50 km | Heading west total: 16,407 km

Yeah, at times it’s been a solitary journey.

Not tonight.

I thought there were voices in the distance as I rolled into the shelter. The last 5km had been through some single track, actually a bush bash, I could see the track but there had been an overgrowth of thicket to crash through. Some track maintenance is in order around here.

(Tales of hours lost abound in the hut book for tomorrow’s continuation of the little adventure.)

After a few minutes a group of 15 year old scouts traipsed in on foot, rather weary from their day’s effort. With the sun setting not long after two older guys, Richard and Andrew, appeared on their mountain bikes heading south towards Collie. Some shuffling of bed spaces ensued.

Then once it was fully dark, (why is it that things often occur in threes?), I could make out more voices, but it was just mum and dad paying a visit together with a 20 litre water container.

That’s handy because the water here has been poetically described as “smelling like poo” in the hut books along the way. The leaf guard to one of the water tanks has been ripped away and the eucalypt leaves have been furiously fermenting away in the tank. We all concur.

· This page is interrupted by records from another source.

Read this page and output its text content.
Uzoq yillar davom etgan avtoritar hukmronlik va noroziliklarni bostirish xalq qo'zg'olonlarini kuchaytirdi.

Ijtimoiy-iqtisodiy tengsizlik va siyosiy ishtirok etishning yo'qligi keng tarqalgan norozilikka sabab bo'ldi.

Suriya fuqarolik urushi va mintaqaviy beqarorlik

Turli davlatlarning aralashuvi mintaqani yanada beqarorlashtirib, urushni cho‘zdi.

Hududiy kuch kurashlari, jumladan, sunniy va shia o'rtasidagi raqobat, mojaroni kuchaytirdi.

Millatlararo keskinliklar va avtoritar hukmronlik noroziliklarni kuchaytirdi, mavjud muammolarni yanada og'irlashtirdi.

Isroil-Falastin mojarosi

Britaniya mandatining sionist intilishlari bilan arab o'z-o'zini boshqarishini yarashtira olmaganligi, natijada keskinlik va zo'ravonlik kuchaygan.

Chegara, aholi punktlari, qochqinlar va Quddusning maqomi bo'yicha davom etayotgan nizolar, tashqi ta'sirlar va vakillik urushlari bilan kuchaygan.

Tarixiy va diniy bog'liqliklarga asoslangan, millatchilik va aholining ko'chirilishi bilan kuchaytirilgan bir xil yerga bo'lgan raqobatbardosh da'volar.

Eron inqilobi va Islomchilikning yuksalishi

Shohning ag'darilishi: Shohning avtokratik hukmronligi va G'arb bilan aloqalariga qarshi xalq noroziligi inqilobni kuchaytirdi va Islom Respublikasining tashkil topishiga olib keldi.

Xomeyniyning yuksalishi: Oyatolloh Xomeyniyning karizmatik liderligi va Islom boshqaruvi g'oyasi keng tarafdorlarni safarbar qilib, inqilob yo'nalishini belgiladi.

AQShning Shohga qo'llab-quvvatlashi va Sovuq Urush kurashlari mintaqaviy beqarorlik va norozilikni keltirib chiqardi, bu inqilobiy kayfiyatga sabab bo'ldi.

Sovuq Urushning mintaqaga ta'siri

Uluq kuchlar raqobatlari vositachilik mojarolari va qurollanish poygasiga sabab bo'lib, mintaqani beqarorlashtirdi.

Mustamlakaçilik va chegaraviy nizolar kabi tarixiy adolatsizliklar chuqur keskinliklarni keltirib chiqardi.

(After my second visit to Yarri, some months later, it should be noted that this issue has been adequately fixed: the gutter guard is now well secured, the water tank has been replaced and the water is fresh and odourless.)

Mum and dad head off and within 20 minutes there’s silence from the boy’s direction. It didn’t take long to heat and eat those cans of Irish stew. They’ve truly conked out.

So instead of that usual solitary campsite I enjoy some company and even a drop of red.

That’s the way to travel. How come I haven’t thought of that previously?